L’abbandono degli animali domestici è diventato un grave problema urbano, specialmente nei paesi sottosviluppati. In Brasile, ad esempio, le ONG che si occupano di diritti degli animali sostengono che il numero di cani (e gatti) randagi nelle strade aumenta ogni anno, molto di fronte alla crisi che affrontiamo.

In assenza di politiche pubbliche che rallentano e invertono questo quadro oscuro, entro il 2030, un miliardo di cuccioli vivrà nelle strade della città.

Fortunatamente, ci sono speranze all’orizzonte. I Paesi Bassi (o Paesi Bassi) hanno dato l’esempio nell’affrontare il problema dell’abbandono e dell’adozione degli animali domestici ed è stato dichiarato dalle ONG il primo paese al mondo a non avere animali randagi.
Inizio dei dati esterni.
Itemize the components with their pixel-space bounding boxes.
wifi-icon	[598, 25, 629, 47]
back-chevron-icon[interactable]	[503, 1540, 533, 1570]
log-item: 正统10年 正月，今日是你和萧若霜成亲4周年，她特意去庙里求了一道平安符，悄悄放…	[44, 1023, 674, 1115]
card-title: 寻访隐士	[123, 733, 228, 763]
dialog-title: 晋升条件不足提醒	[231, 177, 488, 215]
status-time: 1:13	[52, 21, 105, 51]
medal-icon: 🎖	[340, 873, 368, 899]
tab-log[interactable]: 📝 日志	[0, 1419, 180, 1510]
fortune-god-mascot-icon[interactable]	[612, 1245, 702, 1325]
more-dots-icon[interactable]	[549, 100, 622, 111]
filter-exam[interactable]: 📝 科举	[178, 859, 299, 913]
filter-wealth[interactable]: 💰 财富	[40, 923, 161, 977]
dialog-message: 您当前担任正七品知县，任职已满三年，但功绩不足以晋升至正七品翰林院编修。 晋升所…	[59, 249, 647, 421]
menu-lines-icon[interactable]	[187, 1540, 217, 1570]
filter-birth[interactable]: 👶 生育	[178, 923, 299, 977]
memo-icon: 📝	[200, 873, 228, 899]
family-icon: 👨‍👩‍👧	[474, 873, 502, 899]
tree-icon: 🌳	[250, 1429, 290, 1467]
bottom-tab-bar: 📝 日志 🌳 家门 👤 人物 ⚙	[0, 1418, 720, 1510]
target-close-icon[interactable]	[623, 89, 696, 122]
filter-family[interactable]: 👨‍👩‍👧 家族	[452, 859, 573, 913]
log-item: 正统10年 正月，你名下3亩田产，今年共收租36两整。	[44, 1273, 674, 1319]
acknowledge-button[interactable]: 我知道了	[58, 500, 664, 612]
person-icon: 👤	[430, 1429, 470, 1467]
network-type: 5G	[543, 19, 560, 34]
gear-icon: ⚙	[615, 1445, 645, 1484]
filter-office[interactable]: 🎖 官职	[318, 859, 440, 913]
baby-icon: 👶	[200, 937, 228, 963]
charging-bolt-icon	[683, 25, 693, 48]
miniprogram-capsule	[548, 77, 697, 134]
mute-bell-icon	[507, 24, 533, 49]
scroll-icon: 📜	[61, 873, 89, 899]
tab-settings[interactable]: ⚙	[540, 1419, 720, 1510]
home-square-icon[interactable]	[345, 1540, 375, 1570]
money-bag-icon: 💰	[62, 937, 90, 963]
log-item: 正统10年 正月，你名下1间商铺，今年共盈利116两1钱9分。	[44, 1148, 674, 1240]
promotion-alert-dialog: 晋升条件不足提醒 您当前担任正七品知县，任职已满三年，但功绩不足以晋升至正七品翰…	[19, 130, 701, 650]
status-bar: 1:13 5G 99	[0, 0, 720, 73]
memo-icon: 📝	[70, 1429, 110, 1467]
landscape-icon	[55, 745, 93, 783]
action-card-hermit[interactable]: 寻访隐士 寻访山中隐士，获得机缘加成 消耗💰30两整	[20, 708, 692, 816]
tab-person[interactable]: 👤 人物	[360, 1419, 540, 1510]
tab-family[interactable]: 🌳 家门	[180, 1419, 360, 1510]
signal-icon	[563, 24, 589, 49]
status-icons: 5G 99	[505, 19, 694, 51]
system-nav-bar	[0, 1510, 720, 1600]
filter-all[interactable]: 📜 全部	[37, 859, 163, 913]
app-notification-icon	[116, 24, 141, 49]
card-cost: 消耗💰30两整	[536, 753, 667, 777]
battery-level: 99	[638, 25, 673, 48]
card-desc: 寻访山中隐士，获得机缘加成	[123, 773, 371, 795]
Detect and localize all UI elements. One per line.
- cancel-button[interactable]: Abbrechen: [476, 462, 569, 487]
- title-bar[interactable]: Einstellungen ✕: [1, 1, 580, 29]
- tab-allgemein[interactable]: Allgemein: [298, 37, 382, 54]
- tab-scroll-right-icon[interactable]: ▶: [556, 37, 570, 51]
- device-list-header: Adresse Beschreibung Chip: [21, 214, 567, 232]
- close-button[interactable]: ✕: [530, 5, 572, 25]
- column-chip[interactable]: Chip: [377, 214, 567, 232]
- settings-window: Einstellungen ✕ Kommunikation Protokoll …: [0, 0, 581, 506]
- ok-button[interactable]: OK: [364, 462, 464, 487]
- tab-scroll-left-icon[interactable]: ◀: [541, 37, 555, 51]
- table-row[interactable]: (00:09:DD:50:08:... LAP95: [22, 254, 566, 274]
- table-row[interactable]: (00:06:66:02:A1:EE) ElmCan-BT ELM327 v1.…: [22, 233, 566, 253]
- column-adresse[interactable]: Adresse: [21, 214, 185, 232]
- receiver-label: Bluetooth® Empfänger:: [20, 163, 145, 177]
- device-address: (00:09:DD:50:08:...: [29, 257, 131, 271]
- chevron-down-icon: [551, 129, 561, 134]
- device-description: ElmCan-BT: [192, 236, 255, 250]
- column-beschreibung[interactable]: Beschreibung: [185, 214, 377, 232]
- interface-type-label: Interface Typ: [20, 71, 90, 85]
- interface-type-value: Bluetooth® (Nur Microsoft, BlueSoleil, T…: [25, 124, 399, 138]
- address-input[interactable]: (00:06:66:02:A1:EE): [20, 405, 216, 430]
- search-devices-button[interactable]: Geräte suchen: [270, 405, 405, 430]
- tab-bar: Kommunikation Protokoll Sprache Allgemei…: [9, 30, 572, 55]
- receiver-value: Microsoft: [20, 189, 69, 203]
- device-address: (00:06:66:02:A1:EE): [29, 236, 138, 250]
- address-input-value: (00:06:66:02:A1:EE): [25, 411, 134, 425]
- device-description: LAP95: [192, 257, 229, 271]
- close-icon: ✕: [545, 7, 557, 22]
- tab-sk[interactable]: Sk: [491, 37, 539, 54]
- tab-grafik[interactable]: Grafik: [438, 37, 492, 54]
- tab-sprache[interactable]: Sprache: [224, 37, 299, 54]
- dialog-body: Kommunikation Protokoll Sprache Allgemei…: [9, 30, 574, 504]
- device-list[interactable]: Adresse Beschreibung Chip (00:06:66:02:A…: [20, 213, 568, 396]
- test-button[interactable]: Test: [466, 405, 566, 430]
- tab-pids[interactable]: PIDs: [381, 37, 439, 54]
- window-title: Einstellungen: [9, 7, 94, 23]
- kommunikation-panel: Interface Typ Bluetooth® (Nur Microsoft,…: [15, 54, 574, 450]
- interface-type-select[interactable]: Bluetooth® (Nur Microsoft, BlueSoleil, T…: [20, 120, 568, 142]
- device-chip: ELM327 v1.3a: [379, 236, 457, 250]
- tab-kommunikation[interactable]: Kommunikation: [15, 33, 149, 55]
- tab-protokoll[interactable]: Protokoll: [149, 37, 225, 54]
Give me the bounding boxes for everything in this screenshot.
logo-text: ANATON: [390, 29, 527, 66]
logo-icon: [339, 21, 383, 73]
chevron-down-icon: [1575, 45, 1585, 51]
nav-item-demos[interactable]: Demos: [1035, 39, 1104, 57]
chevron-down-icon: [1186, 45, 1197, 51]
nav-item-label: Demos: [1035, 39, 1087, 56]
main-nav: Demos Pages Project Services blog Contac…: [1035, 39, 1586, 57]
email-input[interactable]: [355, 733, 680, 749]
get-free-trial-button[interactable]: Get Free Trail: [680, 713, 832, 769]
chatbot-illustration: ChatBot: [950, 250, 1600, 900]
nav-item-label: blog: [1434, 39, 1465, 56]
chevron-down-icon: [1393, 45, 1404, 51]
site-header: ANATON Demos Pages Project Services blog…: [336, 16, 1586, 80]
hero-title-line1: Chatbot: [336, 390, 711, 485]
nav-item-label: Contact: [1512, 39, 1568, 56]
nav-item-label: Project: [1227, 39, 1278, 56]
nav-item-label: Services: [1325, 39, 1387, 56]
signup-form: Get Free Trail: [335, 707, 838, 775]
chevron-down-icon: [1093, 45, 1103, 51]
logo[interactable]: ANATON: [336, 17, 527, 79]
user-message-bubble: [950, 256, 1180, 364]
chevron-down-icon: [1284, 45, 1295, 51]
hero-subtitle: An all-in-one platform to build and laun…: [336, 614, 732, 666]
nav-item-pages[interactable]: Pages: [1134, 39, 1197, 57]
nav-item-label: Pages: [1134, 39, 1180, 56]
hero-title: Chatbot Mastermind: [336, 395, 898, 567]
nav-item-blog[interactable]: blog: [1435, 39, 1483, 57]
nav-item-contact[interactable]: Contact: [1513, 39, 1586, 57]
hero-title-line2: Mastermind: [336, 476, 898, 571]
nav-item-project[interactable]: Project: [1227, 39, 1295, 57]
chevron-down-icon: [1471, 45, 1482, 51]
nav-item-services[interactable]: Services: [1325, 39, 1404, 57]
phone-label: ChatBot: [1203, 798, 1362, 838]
Dettaglio: tutto senza ricorrere al sacrificio animale o al sequestro nei canili.

Il risultato invidiabile del paese europeo è dovuto all’audace pianificazione del governo, basata su quattro pilastri: una legislazione severa e ostile per coloro che abbandonano i cani (o eventuali animali domestici), elevate tasse per i cittadini che desiderano acquistare cani di razza ( piuttosto che cani randagi), multe “salate” per scoraggiare pratiche illegali come abusi e maltrattamenti, nonché campagne di castrazione e sensibilizzazione.

Pertanto, il paese ha evitato l’eccessiva riproduzione di animali senza tetto, poiché ha consentito la loro adozione attraverso politiche pubbliche favorevoli.